Since 1958, hundreds of cadets have earned degrees in astronautical engineering, space operations, engineering sciences and systems engineering, and every USAFA graduate has taken at least one course in introductory astronautics. Astro majors and faculty have gone on to become astronauts, general officers, corporate CEOs, senior government executives, and in one case, even Secretary of the Air Force. Secretary Wynne was an assistant professor of astronautics as a captain at the Academy in the early 1970s.

"For 50 years, space dominance has grown exponentially more vital to American security and prosperity. Today's joint and coalition warfighters depend upon space professionals and the capabilities you bring to the fight," said Gen. T. Michael Moseley, Air Force Chief of Staff, in a letter to the department. "America eagerly awaits your continued breakthroughs."

Some of those breakthroughs are coming from cadets in the Department of Astronautics designing and building the Academy's fleet of FalconSAT satellites.

FalconSAT-3 launched March 23, 2007, and carries five Department of Defense scientific experiments. Cadets and faculty now control those experiments and satellite operations from the Academy's ground control station, and are currently at work on FalconSAT-5.

The second sat cadets control came from NASA. When the Gravity Probe-B satellite finished its scientific experiment mission in 2005, NASA turned control of the satellite over to the Academy, so cadets can learn ground control operations.

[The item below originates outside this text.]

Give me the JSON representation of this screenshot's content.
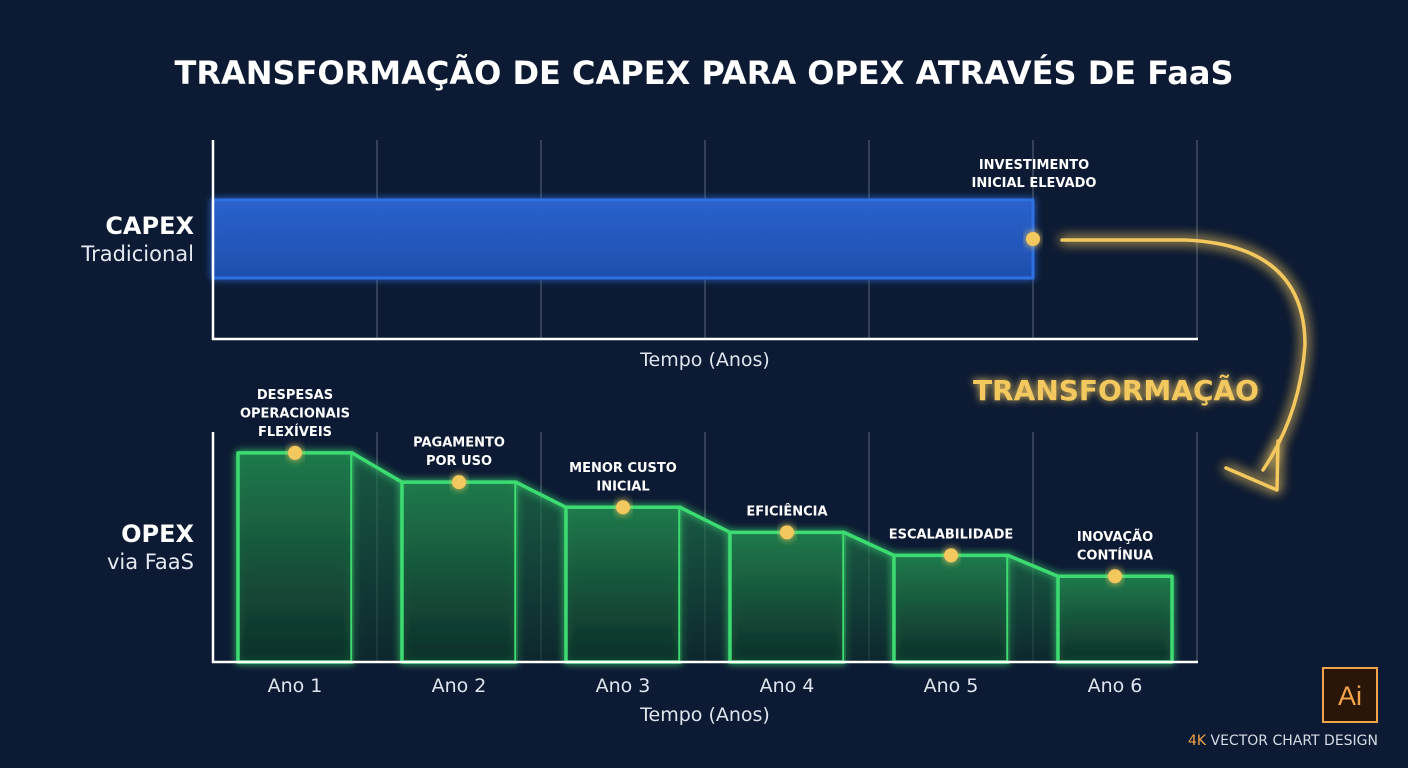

The Department of Astronautics also continues its development of its FalconLaunch sounding rocket series, working to design a rapid responsive rocket capable of carrying a small military or scientific payload to an altitude of 100 kilometers. Last year's rocket made it to Mach 3.5 and 15,000 feet in a May 22, 2007 launch from a NASA facility in Virginia. This year's rocket, FalconLaunch VI, incorporates some design changes and is slated for launch later this semester.